No i długo pewnie w Chromie nie zobaczysz tongue Echhh... Wybierz menu Chrome - lewy górny róg (trzy kropki w 1 pionowej linii). W menu wybierasz 'Ustawienia'. Pokaże się strona z ustawieniami i tam, na samym dole wybierasz 'Zaawansowane'. Dalej, w grupie 'Prywatność i bezpieczeństwo' jest opcja 'Wyczyść dane przeglądarki' - to klikasz. Tam w okienku zaznaczasz TYLKO (aby sobie nie robić jakiegoś problemu z historią stron czy innymi ułatwieniami) opcję 'Obrazy i pliki zapisane w pamięci podręcznej' (pozostałe odznacz) i potwierdzasz 'Wyczyść dane przeglądania'... Ufff... teraz tylko na stronie przeładowanie a więc np.

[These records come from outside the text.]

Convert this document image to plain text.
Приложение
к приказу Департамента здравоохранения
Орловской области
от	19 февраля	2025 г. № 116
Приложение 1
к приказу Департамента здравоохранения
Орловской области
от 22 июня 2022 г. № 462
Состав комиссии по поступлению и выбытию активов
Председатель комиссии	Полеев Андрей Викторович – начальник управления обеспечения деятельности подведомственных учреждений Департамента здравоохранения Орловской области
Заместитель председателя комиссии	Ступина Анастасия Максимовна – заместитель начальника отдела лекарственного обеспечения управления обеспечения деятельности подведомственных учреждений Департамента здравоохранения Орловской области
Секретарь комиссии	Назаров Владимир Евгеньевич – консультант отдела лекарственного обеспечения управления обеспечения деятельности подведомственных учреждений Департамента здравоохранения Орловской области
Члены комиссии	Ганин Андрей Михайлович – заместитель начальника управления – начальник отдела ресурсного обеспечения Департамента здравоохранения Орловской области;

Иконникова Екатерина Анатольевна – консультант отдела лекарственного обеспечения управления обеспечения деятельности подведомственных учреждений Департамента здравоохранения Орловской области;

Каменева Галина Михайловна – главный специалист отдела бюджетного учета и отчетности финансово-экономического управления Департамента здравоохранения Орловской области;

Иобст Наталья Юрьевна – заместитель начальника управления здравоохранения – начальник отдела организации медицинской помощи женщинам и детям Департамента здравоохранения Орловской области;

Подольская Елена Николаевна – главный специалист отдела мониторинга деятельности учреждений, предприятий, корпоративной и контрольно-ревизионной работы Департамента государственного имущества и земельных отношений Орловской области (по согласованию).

CTRL+R i masz... smile

1,658

Odp: Parapetówka u Ajsi ;)
Ela210 napisał/a:

To masz właczony filtr na Szare Wilki.. smile Nowy awatar- puszysty Wilk przytula jakąś kobietkę..
Może Rh coś poradzi, moze bez siekiery przyjdzie? wink

Wrrrr... podaj adresik... Nie musisz otwierać... sam wejdę tongue

1,659

Odp: Parapetówka u Ajsi ;)
rh72 napisał/a:
Ela210 napisał/a:

To masz właczony filtr na Szare Wilki.. smile Nowy awatar- puszysty Wilk przytula jakąś kobietkę..
Może Rh coś poradzi, moze bez siekiery przyjdzie? wink

Wrrrr... podaj adresik... Nie musisz otwierać... sam wejdę tongue

Dżizas..! Nie ma to jak tłumiona agresja big_smile
Oj, niezdrowo- ja nie tłumię. wink
Niedawno mój mąż powiedział- teraz  już wiem kobieto, że jesteś do wszystkiego zdolna! big_smile
Dalej chcesz adresik?

1,660

Odp: Parapetówka u Ajsi ;)
wilczysko napisał/a:
rh72 napisał/a:
Gary napisał/a:

Wiesz... oglądałem Lśnienie, dzięki. Kiedyś ktoś tutaj miał taki krwawy awatar. Potem Rh dał duże zdjęcie, Ty dorzuciłeś siekierę, a teraz już całą scenę pokazujesz... Czuję się jakbym to jeszcze raz oglądał smile

Właśnie ta scena była chyba najlepsza big_smile

Eeee najstraszniejsza to była ta stara baba z kąpieli big_smile

Noooo... big_smile Horror! big_smile

1,661

Odp: Parapetówka u Ajsi ;)

A moje ulubione zdjęcie z wilkami jest ciągle to samo:

https://naforum.zapodaj.net/thumbs/0434b8902f07.jpg

Łagodne te wilki na tym wątku. smile


Film oglądałam wieki temu. Nie pamiętam tej "najstraszniejszej starej baby w kąpieli". big_smile Może i dobrze. wink

1,662

Odp: Parapetówka u Ajsi ;)
Ela210 napisał/a:
rh72 napisał/a:
Ela210 napisał/a:

To masz właczony filtr na Szare Wilki.. smile Nowy awatar- puszysty Wilk przytula jakąś kobietkę..
Może Rh coś poradzi, moze bez siekiery przyjdzie? wink

Wrrrr... podaj adresik... Nie musisz otwierać... sam wejdę tongue

Dżizas..! Nie ma to jak tłumiona agresja big_smile
Oj, niezdrowo- ja nie tłumię. wink
Niedawno mój mąż powiedział- teraz  już wiem kobieto, że jesteś do wszystkiego zdolna! big_smile
Dalej chcesz adresik?

Dalej, daj, daj... big_smile A strasznie będzie czyli baba w kąpieli? tongue

1,663 Ostatnio edytowany przez Gary (2017-10-27 15:02:08)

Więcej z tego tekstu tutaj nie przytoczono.